Critics have accused the Canada-Newfoundland and Labrador Offshore Petroleum Board (C-NLOPB) of having a similar conflict. The province's offshore regulator is in charge of both maximizing oil recovery and value, and overseeing safety and environmental issues.

In 2010, an inquiry following the Cougar helicopter crash that killed 17 people heading to the Hibernia platform recommended a standalone safety regulator. That didn't happen, although there is now an autonomous safety division within the C-NLOPB.

Eliot Kamenitz/The Associated Press
Eliot Kamenitz/The Associated Press

And as spills accumulate in the Newfoundland offshore — there have been three in the past 10 months, releasing a total of 264,200 litres of oil into the North Atlantic — environmental groups and the provincial NDP have renewed their calls for an independent, standalone safety and environmental regulator.

"We have four installations offshore. As we grow, that might be something that we want to consider to have," Siobhan Coady, the province's minister of natural resources, recently told CBC News.

Commission found overreliance on industry

Boesch said he can't speak specifically to the regulatory situation in Newfoundland and Labrador.

But, in general terms, he said, the province might also learn from the commission's findings about how much a regulator can rely on industry.

"I think we've learned that there's some dangers in overreliance on industry self-regulation, self-reporting, that has global relevance, not just in the Gulf of Mexico," he said.

Kathleen Lange/The Associated Press
Kathleen Lange/The Associated Press

The largest spill in the history of the Newfoundland and Labrador offshore occurred last fall, when Husky Energy was trying to start up production on the SeaRose vessel in 8.4-metre waves during the tail end of one of the worst storms to pummel the province in years.

The C-NLOPB said Husky didn't need its blessing to hit the switch, drawing renewed criticism of the regulator's reliance on operators to make their own plans.

Deepwater brings 'surprises'

Last year, the Newfoundland and Labrador government announced an agreement to develop its first deepwater project with Norway-based Equinor, in waters nearly as deep as the Deepwater Horizon site.

Boesch says oil companies have made huge technological advances to take on and manage the added risk and uncertainties with deepwater drilling, and they deserve credit for that.

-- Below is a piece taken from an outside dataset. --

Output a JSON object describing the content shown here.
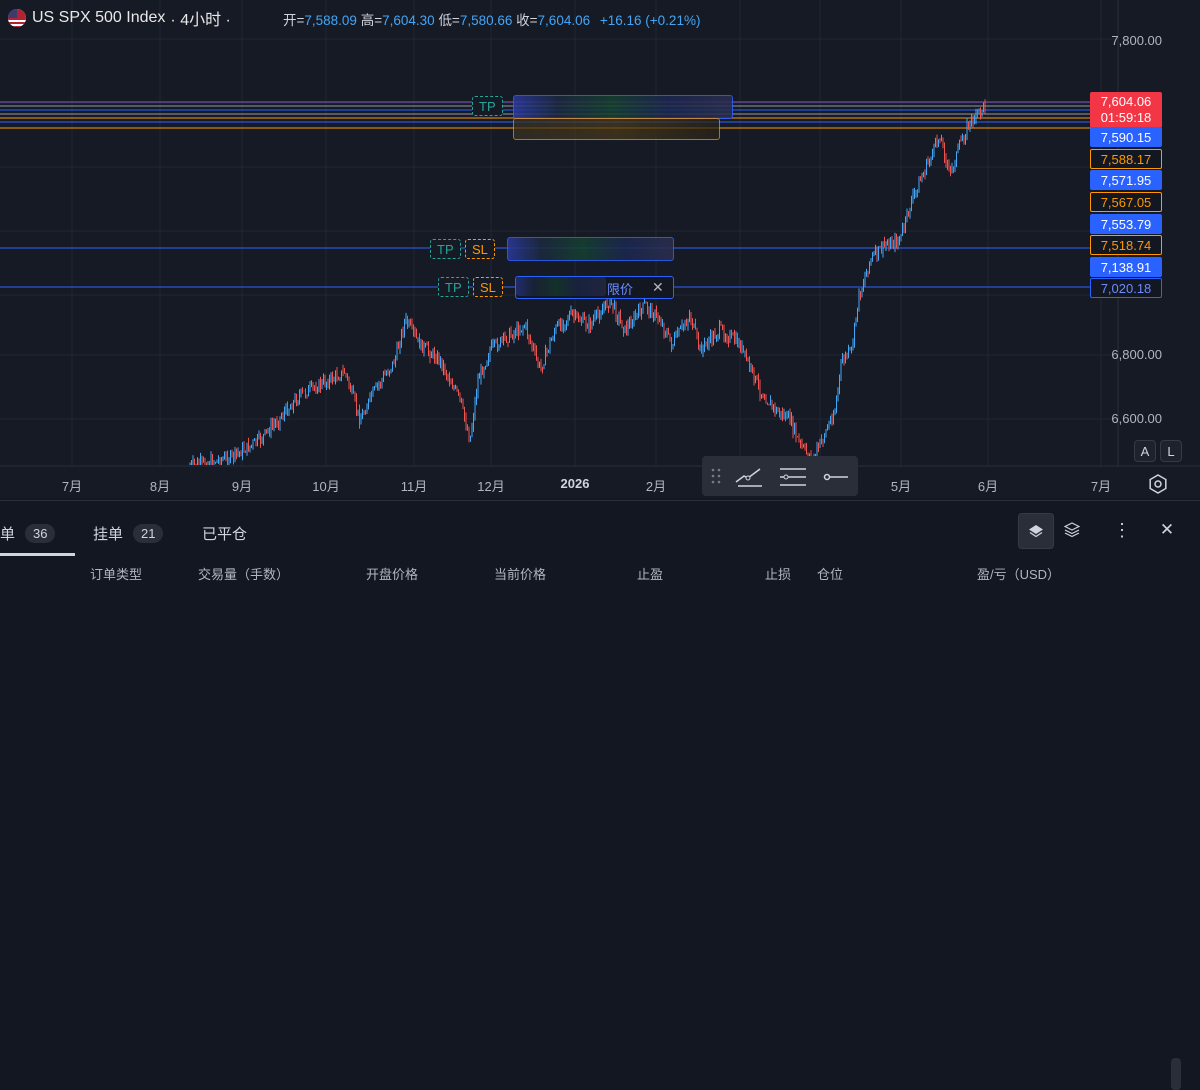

But he also cautions that with any deepwater project, "You're going to have some surprises."

A small risk, but a high cost

Environmental assessment documents filed to the federal government by a number of operators in the offshore including Equinor, the company behind the $6.8-billion deepwater Bay du Nord project, say it could take 18 to 36 days to bring the capping technology developed to stop the Deepwater Horizon blowout to Newfoundland waters.

Those documents emphasize that the chance of a major blowout is remote.

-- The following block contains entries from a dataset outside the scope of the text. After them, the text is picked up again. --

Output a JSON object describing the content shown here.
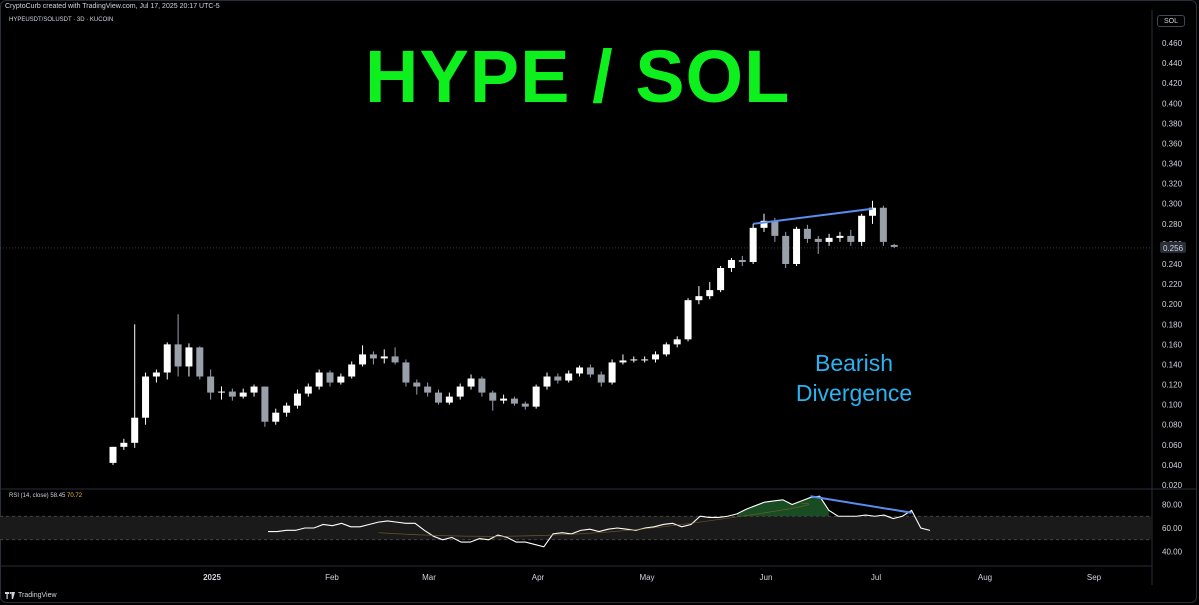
{
  "header": {
    "credit": "CryptoCurb created with TradingView.com, Jul 17, 2025 20:17 UTC-5",
    "symbol": "HYPEUSDT/SOLUSDT · 3D · KUCOIN",
    "symbol_badge": "SOL"
  },
  "title": "HYPE / SOL",
  "annotation": {
    "line1": "Bearish",
    "line2": "Divergence"
  },
  "colors": {
    "title": "#0ef01e",
    "annotation": "#29b3f2",
    "up": "#ffffff",
    "down": "#9aa0aa",
    "divergence": "#5b8def"
  },
  "footer": {
    "logo_icon": "tradingview-logo-icon",
    "brand": "TradingView"
  },
  "chart_data": [
    {
      "type": "candlestick",
      "title": "HYPE / SOL",
      "ylim": [
        0.02,
        0.47
      ],
      "price_ticks": [
        "0.460",
        "0.440",
        "0.420",
        "0.400",
        "0.380",
        "0.360",
        "0.340",
        "0.320",
        "0.300",
        "0.280",
        "0.260",
        "0.240",
        "0.220",
        "0.200",
        "0.180",
        "0.160",
        "0.140",
        "0.120",
        "0.100",
        "0.080",
        "0.060",
        "0.040",
        "0.020"
      ],
      "last_price": "0.256",
      "x_ticks": [
        "2025",
        "Feb",
        "Mar",
        "Apr",
        "May",
        "Jun",
        "Jul",
        "Aug",
        "Sep"
      ],
      "candles": [
        [
          0.042,
          0.058,
          0.058,
          0.04
        ],
        [
          0.058,
          0.062,
          0.066,
          0.055
        ],
        [
          0.062,
          0.087,
          0.18,
          0.057
        ],
        [
          0.087,
          0.128,
          0.132,
          0.08
        ],
        [
          0.128,
          0.132,
          0.135,
          0.122
        ],
        [
          0.132,
          0.16,
          0.162,
          0.125
        ],
        [
          0.16,
          0.138,
          0.19,
          0.128
        ],
        [
          0.138,
          0.157,
          0.161,
          0.128
        ],
        [
          0.157,
          0.128,
          0.158,
          0.125
        ],
        [
          0.128,
          0.112,
          0.135,
          0.105
        ],
        [
          0.112,
          0.113,
          0.118,
          0.105
        ],
        [
          0.113,
          0.108,
          0.116,
          0.104
        ],
        [
          0.108,
          0.112,
          0.116,
          0.106
        ],
        [
          0.112,
          0.118,
          0.12,
          0.108
        ],
        [
          0.118,
          0.083,
          0.118,
          0.078
        ],
        [
          0.083,
          0.092,
          0.096,
          0.08
        ],
        [
          0.092,
          0.099,
          0.102,
          0.088
        ],
        [
          0.099,
          0.111,
          0.115,
          0.096
        ],
        [
          0.111,
          0.118,
          0.121,
          0.108
        ],
        [
          0.118,
          0.132,
          0.135,
          0.115
        ],
        [
          0.132,
          0.122,
          0.134,
          0.118
        ],
        [
          0.122,
          0.128,
          0.131,
          0.12
        ],
        [
          0.128,
          0.14,
          0.143,
          0.126
        ],
        [
          0.14,
          0.15,
          0.159,
          0.138
        ],
        [
          0.15,
          0.146,
          0.153,
          0.14
        ],
        [
          0.146,
          0.148,
          0.155,
          0.141
        ],
        [
          0.148,
          0.142,
          0.157,
          0.14
        ],
        [
          0.142,
          0.122,
          0.145,
          0.118
        ],
        [
          0.122,
          0.118,
          0.125,
          0.11
        ],
        [
          0.118,
          0.112,
          0.122,
          0.108
        ],
        [
          0.112,
          0.102,
          0.115,
          0.1
        ],
        [
          0.102,
          0.108,
          0.112,
          0.1
        ],
        [
          0.108,
          0.118,
          0.121,
          0.105
        ],
        [
          0.118,
          0.126,
          0.13,
          0.115
        ],
        [
          0.126,
          0.112,
          0.128,
          0.108
        ],
        [
          0.112,
          0.104,
          0.114,
          0.094
        ],
        [
          0.104,
          0.106,
          0.11,
          0.101
        ],
        [
          0.106,
          0.101,
          0.108,
          0.099
        ],
        [
          0.101,
          0.098,
          0.103,
          0.095
        ],
        [
          0.098,
          0.118,
          0.12,
          0.096
        ],
        [
          0.118,
          0.128,
          0.132,
          0.115
        ],
        [
          0.128,
          0.124,
          0.131,
          0.121
        ],
        [
          0.124,
          0.131,
          0.134,
          0.122
        ],
        [
          0.131,
          0.137,
          0.139,
          0.128
        ],
        [
          0.137,
          0.13,
          0.14,
          0.127
        ],
        [
          0.13,
          0.122,
          0.133,
          0.118
        ],
        [
          0.122,
          0.142,
          0.145,
          0.12
        ],
        [
          0.142,
          0.144,
          0.15,
          0.14
        ],
        [
          0.144,
          0.145,
          0.148,
          0.142
        ],
        [
          0.145,
          0.145,
          0.148,
          0.142
        ],
        [
          0.145,
          0.15,
          0.153,
          0.142
        ],
        [
          0.15,
          0.16,
          0.162,
          0.148
        ],
        [
          0.16,
          0.165,
          0.168,
          0.157
        ],
        [
          0.165,
          0.204,
          0.206,
          0.163
        ],
        [
          0.204,
          0.208,
          0.218,
          0.2
        ],
        [
          0.208,
          0.214,
          0.222,
          0.205
        ],
        [
          0.214,
          0.236,
          0.238,
          0.212
        ],
        [
          0.236,
          0.244,
          0.246,
          0.232
        ],
        [
          0.244,
          0.242,
          0.248,
          0.238
        ],
        [
          0.242,
          0.276,
          0.28,
          0.24
        ],
        [
          0.276,
          0.283,
          0.29,
          0.272
        ],
        [
          0.283,
          0.268,
          0.286,
          0.262
        ],
        [
          0.268,
          0.24,
          0.272,
          0.236
        ],
        [
          0.24,
          0.275,
          0.277,
          0.238
        ],
        [
          0.275,
          0.265,
          0.279,
          0.261
        ],
        [
          0.265,
          0.262,
          0.268,
          0.25
        ],
        [
          0.262,
          0.266,
          0.27,
          0.258
        ],
        [
          0.266,
          0.268,
          0.272,
          0.262
        ],
        [
          0.268,
          0.262,
          0.274,
          0.258
        ],
        [
          0.262,
          0.288,
          0.29,
          0.258
        ],
        [
          0.288,
          0.296,
          0.303,
          0.28
        ],
        [
          0.296,
          0.262,
          0.298,
          0.258
        ],
        [
          0.259,
          0.257,
          0.26,
          0.256
        ]
      ],
      "divergence_line": {
        "from": [
          59,
          0.28
        ],
        "to": [
          70,
          0.295
        ]
      }
    },
    {
      "type": "line",
      "title": "RSI (14, close)",
      "values_label": [
        "58.45",
        "70.72"
      ],
      "ylim": [
        30,
        95
      ],
      "ticks": [
        "80.00",
        "60.00",
        "40.00"
      ],
      "bands": [
        70,
        50
      ],
      "rsi": [
        57,
        57,
        58,
        58,
        60,
        60,
        63,
        62,
        64,
        61,
        61,
        63,
        65,
        66,
        65,
        64,
        64,
        58,
        53,
        50,
        52,
        48,
        48,
        51,
        50,
        54,
        52,
        48,
        48,
        46,
        44,
        55,
        56,
        55,
        58,
        59,
        57,
        59,
        60,
        59,
        58,
        60,
        61,
        63,
        64,
        61,
        63,
        70,
        69,
        69,
        70,
        72,
        76,
        79,
        82,
        83,
        84,
        80,
        83,
        86,
        87,
        75,
        70,
        70,
        70,
        71,
        70,
        71,
        68,
        70,
        75,
        60,
        58
      ],
      "rsi_ma": [
        null,
        null,
        null,
        null,
        null,
        null,
        null,
        null,
        null,
        null,
        null,
        null,
        null,
        null,
        null,
        null,
        null,
        null,
        null,
        null,
        null,
        null,
        null,
        null,
        null,
        null,
        null,
        null,
        null,
        null,
        null,
        null,
        null,
        null,
        null,
        null,
        null,
        null,
        null,
        null,
        null,
        null,
        null,
        null,
        null,
        null,
        null,
        null,
        null,
        null,
        null,
        null,
        null,
        null,
        null,
        null,
        null,
        null,
        null,
        null,
        null,
        null,
        null,
        null,
        null,
        null,
        null,
        null,
        null,
        null,
        null,
        null,
        null
      ],
      "divergence_line": {
        "from": [
          59,
          87
        ],
        "to": [
          70,
          73
        ]
      }
    }
  ]
}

"We were blithely assured, 'This blowout could never happen, so we're not going to try to develop the standby technology that controls it.' Well, it happened," Boesch said of the Deepwater Horizon disaster.

"It might be a very small risk, but it's a very high cost. You need to put it in that context."

Gerald Herbert/The Associated Press
Gerald Herbert/The Associated Press

In those environmental assessment documents, Equinor said it would likely have a capping stack shipped in from Norway or Brazil, and that having a stack on standby in Eastern Canada would not cut down on the overall time need to install it.

But with Newfoundland and Labrador gunning to double oil production by 2030, Boesch said it might make sense to revisit that idea.

"If the industry expands ... if there's a lot of deepwater drilling, I would think the regulators would be remiss without having the requirements to have that containment capacity."